B. Some further abstractions for solving PDEs

Let me conclude by mentioning some other abstractions that I feel should be incorporated into a general-purpose API for integrating PDEs using finite-difference methods and multilevel techniques. I perceive a need for an environment that supports the flexible specification and manipulation of various time-stepping schemes and finite-difference approximations. The theory of finite-difference methods has developed a rich and convenient syntax - centered around stencils and computational molecules - used to derive and explain specific approximations and schemes. Computational objects that reflect this syntax would benefit the applications programmer who wishes to implement specific algorithms or explore the relative performance of different algorithms.

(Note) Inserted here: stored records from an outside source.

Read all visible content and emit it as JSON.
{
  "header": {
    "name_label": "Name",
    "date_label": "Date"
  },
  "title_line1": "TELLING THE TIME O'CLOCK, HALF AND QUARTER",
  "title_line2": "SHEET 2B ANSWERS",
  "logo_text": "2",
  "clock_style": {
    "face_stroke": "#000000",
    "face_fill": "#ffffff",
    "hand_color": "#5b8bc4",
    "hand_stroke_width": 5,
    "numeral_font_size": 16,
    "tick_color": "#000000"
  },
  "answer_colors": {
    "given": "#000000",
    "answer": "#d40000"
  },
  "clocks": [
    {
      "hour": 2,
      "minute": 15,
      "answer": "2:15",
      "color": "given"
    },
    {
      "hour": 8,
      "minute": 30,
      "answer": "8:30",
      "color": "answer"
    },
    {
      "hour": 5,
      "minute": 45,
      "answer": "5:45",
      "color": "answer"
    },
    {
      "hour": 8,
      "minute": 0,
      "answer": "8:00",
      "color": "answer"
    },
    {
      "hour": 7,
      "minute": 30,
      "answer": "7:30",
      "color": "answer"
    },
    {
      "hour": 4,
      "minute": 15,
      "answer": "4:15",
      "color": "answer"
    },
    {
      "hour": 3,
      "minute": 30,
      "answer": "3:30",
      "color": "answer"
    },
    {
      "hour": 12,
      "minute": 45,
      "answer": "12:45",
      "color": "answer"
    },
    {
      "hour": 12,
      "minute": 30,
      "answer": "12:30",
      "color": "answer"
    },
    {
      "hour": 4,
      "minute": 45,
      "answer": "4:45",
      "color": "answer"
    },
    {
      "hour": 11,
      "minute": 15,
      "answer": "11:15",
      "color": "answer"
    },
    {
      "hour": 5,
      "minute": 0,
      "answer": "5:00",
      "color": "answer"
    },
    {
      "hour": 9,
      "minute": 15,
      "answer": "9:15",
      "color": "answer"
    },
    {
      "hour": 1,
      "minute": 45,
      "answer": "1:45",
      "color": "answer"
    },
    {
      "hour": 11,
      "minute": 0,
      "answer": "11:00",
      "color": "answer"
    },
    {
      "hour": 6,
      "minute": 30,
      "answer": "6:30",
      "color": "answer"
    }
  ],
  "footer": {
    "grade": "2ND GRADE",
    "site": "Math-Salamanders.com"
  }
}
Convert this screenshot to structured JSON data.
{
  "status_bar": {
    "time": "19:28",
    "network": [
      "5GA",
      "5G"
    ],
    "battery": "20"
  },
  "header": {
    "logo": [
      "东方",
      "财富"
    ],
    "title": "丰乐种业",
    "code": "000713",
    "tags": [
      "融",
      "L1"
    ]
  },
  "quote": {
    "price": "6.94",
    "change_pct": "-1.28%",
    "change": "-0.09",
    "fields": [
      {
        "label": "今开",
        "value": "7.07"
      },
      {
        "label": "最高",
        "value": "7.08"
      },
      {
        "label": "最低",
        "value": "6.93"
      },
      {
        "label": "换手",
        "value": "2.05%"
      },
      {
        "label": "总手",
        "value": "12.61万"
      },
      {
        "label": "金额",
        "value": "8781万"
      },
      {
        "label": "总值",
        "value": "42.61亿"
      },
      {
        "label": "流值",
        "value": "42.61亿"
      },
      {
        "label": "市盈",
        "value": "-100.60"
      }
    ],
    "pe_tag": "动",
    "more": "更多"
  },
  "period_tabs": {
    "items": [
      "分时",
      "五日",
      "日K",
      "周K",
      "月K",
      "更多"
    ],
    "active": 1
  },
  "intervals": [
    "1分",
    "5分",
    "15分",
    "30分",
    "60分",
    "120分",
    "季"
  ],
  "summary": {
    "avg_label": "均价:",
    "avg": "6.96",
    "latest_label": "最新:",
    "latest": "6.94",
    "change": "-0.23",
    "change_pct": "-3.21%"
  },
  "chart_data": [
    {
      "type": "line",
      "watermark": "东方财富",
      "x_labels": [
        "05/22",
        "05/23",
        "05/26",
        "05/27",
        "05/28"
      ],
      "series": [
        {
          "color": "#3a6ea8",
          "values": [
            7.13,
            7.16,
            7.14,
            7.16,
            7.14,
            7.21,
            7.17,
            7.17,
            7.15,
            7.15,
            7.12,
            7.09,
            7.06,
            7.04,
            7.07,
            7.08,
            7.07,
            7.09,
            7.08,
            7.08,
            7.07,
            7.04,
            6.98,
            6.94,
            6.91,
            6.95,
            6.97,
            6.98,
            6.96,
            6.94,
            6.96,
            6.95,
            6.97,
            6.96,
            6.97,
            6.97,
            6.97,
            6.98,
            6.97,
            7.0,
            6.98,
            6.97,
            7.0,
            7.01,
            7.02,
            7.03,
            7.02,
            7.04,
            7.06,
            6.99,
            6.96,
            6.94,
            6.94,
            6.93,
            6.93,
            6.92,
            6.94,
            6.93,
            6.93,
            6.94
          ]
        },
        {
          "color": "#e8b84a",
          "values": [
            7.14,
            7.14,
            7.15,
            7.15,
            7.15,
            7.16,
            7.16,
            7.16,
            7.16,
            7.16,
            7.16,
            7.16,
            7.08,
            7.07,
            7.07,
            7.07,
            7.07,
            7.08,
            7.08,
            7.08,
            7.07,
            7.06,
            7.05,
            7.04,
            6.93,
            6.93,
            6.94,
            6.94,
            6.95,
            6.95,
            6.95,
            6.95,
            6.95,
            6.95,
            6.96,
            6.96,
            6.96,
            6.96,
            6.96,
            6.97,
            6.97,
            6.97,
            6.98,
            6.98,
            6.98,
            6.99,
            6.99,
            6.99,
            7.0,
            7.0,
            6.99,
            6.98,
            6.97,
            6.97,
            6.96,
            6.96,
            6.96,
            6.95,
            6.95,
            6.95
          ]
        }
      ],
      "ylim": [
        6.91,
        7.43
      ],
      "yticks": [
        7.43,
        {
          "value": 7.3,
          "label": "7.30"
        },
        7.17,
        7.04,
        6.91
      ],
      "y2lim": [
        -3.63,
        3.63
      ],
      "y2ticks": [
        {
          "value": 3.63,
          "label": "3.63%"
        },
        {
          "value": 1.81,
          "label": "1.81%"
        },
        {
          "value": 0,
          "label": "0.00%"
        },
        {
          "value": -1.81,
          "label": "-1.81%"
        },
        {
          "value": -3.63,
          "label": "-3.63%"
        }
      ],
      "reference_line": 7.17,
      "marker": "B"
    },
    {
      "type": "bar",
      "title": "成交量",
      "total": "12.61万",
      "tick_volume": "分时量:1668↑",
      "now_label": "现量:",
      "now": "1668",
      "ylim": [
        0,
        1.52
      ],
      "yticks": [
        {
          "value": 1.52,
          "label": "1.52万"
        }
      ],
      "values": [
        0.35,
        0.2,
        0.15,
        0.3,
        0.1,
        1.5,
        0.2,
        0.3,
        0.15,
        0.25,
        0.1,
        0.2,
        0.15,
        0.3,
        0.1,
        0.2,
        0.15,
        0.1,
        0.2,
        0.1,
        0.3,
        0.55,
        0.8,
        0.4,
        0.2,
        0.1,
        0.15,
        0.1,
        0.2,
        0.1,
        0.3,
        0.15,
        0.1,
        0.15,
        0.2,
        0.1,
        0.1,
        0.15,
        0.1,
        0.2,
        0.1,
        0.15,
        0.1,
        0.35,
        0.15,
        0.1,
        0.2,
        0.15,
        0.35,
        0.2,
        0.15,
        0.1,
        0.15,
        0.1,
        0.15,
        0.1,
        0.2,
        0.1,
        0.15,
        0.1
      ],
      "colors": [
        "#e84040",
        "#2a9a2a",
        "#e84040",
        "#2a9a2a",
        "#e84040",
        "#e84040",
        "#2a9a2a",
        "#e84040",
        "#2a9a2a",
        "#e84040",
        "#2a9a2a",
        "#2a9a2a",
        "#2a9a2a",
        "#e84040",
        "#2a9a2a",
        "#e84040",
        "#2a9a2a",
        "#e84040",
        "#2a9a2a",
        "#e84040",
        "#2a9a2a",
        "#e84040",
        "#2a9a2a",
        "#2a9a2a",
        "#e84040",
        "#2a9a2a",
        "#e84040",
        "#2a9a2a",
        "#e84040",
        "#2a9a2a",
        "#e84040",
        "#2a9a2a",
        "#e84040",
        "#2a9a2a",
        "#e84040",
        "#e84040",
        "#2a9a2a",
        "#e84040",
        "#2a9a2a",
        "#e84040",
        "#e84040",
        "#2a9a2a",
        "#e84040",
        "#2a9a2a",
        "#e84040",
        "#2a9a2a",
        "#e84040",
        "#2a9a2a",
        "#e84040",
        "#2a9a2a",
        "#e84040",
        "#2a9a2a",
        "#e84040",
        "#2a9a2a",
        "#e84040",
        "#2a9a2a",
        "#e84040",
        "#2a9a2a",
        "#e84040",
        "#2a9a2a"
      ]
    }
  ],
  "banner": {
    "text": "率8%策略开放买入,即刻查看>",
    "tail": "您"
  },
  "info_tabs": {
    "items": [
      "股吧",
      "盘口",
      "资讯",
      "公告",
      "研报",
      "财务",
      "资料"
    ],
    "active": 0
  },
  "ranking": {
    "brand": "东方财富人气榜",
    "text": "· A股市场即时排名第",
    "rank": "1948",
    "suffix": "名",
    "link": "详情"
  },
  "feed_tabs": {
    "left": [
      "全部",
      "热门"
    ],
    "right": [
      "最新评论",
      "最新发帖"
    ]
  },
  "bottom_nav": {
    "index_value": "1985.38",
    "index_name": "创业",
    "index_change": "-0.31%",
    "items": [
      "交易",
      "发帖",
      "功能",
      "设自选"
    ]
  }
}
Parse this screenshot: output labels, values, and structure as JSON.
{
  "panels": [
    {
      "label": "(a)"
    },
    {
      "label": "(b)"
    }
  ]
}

Why would such an infrastructure be useful? As an example, explicit and implicit time-stepping schemes are not conceptually so different, but their implementations are vastly different, the latter involving the solution of a coupled set of (possibly nonlinear) equations, which can be nontrivial on a distributed memory computer. Furthermore, different implicit schemes may require alternative solution methods: for example, the optimal algorithm may depend dramatically on the range of a spatial derivative operator. I envision, therefore, that one be able specify the details of the finite-difference approximations and time-stepping schemes in terms of objects such as stencils and molecules, without having to work through the algebraic consequences of such approximations prior to coding. A system of equations will be generated (and solved) using such information. This obviously requires the definition of an object describing a system of equations which can interface (at a lower level) with a number of different solvers; the potential for interoperability with existing libraries such as IML++ and ScaLAPACK certainly exists here, although I have not explored such avenues in any detail.

There are performance considerations that must be dealt with in such a system. My stencil object would allow one to specify, for example, a finite-difference Laplacian operator (to a given order of accuracy) in the same manner that one would describe the stencil for that operator. Queries to the stencil object would provide the numerical coefficients required to calculate the Laplacian. Unfortunately, this type of query is likely to be buried in an inner loop, and accessing the stencil elements will impose a greater overhead than would arise in the case where the stencil coefficients are hard-coded into the subroutine. Whether or not such a general-purpose stencil can be efficiently implemented remains to be seen. Perhaps a solution involving symbolic code generation (with hard-wired coefficients) will prove to be an effective compromise.